Earlier this morning, members of the House Public Health and Human Services Committee advanced the REAP Act in an 18-5 vote. The bill would also prohibit health insurance policies from covering “gender transition procedures” for anyone under the age of 18 and prohibit the Division of Medicaid from reimbursing or providing coverage for it.
At the committee meeting this morning, Mississippi House Rep. John W. Hines, Sr., D-Greenville, asked Rep. Nick Bain, R-Corinth, to “help me understand what rights this child has because there are a lot of young folk out here who are confused about who they are and what they are.”
The Republican lawmaker said the bill is necessary “because there is a presence and a threat” associated with transgender minors seeking and receiving care in Mississippi. He said people should not be able to obtain gender-affirming care, including hormone therapy and puberty blockers, until after they are 18 years old.
Bain said what he is advocating for is a “wait-and-see approach.”
“I’m not a doctor, I’m not a professional in this regard, but I can say yes, there are the children in this, they are confused—OK, It goes both ways,” Bain said. “There’s also another gram of this where the child goes, he has the procedure, he removes his body parts, and then years later he regrets it. What about that child gentleman? What about the minority there—that that child cannot reverse what he thought he was when he wasn’t what he thought he was.
“I’m asking to take a wait and see approach, to be conservative about this, to be very, very careful.”
But after presenting the REAP Act on the House floor, Rep. Bain admitted that he is not aware of any children undergoing gender-confirmation surgeries in Mississippi.
“Procedures? As far as surgeries, I’m not aware of any,” he said in response to a question from Rep. Chris Bell, D-Jackson. “As far as hormones, that is going on.”
On the House floor, Rep. Darryl Porter, D-McComb, criticized the committee for making the REAP Act its first bill on the floor this year—at a time when more than half of the state’s rural hospitals are in danger of closing.
The REAP Act’s principal author is Rep. Gene Newman, R-Pearl. Co-authors include House Speaker Philip Gunn, R-Clinton; Rep. Dan Eubanks, R-Walls; and Rep. Mark Tullos, R-Raleigh.

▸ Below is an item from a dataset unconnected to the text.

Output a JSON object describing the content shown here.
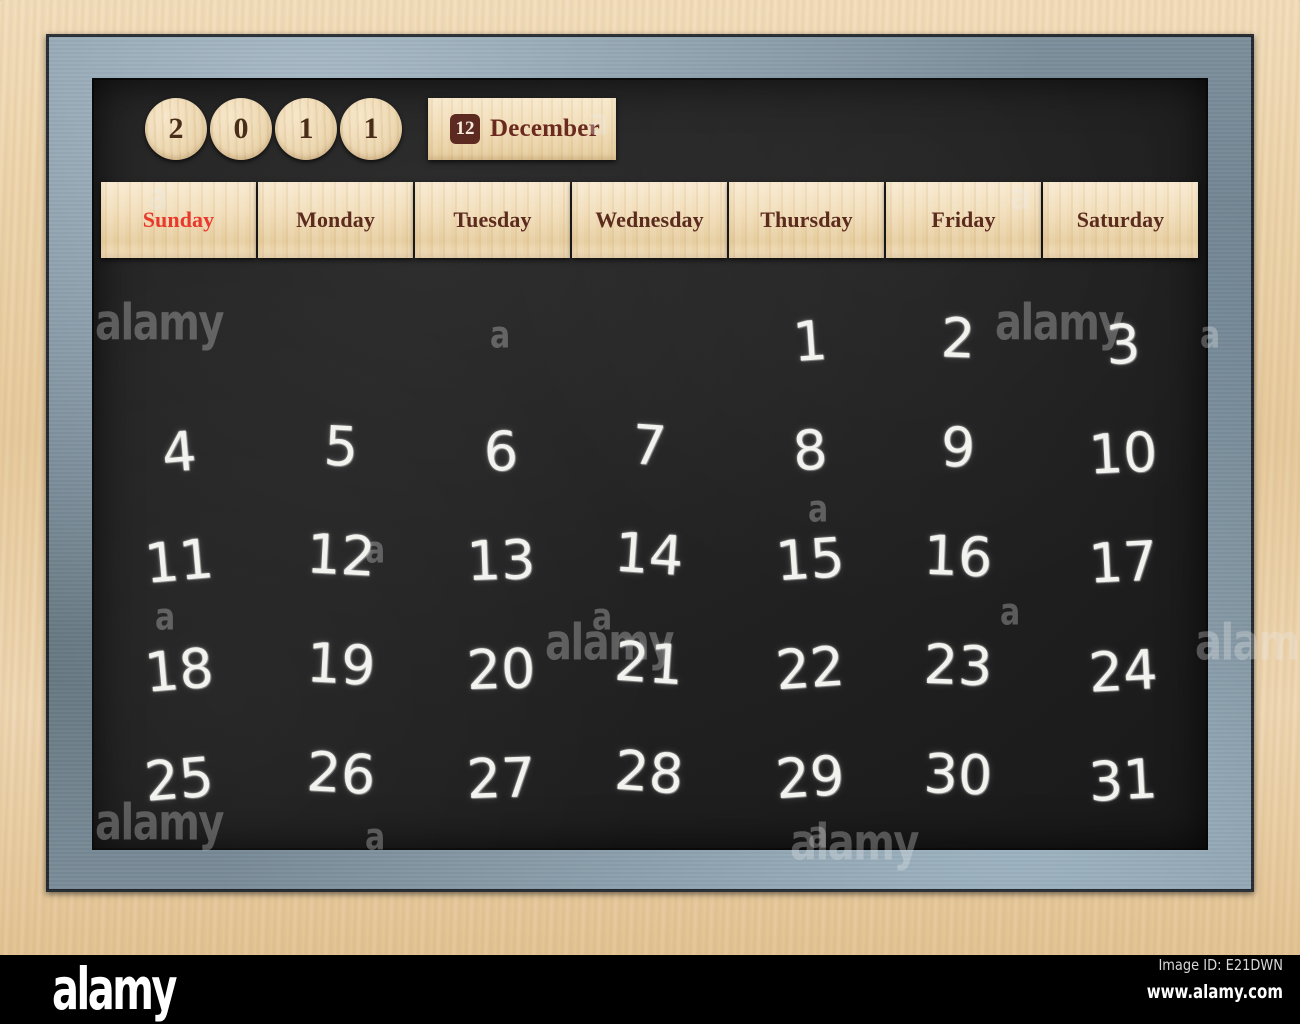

In recent years, conservative lawmakers across the country have passed laws targeting transgender minors, and other states have already enacted laws making trans-inclusive care illegal for them. In 2021, Mississippi lawmakers approved a bill banning transgender minors from playing on school sports teams that align with their gender identities. Lawmakers backing the bill admitted at the time that they were not aware of any issues in Mississippi arising from transgender children playing on sports teams.

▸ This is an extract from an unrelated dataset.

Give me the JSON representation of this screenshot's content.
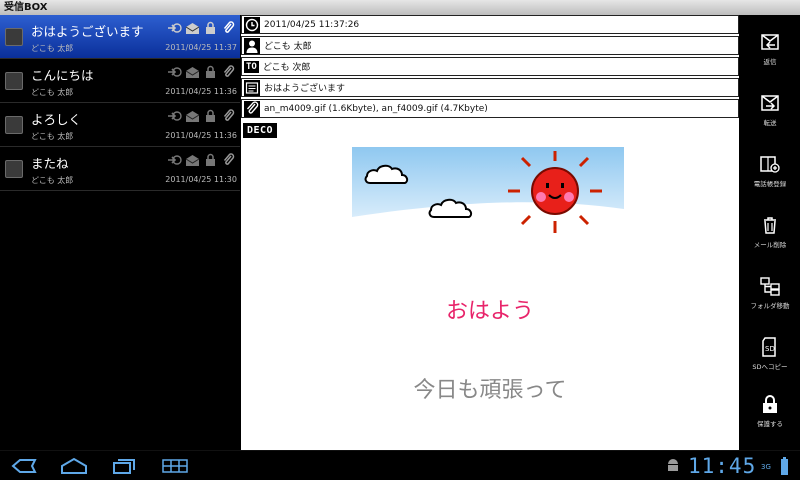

“I definitely feared that we would see that in Mississippi,” Hill told the Mississippi Free Press. “I also have a heightened fear, because this is an election year, and very often politicians will throw out what they consider to be red meat to their constituents, particularly the very conservative ones. And we’ve seen an uptick on attacks on trans individuals, particularly transgender minors.”

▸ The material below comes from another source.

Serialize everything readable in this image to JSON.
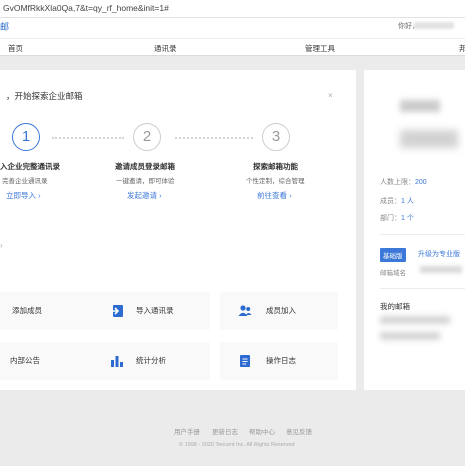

In a statement this afternoon, the American Civil Liberties Union of Mississippi called the REAP Act “an attempt to criminalize parents and healthcare providers for supporting Mississippi youth during their most challenging years,” adding that “[d]enying healthcare to transgender youth can be life-threatening.”
“Research shows transgender youth are twice as likely than their cisgender peers to experience depression, isolation, and attempt suicide,” the organization added. “Additionally, transgender youth whose families support their gender identity have a decrease in suicidal thoughts and significant increases in self-esteem.”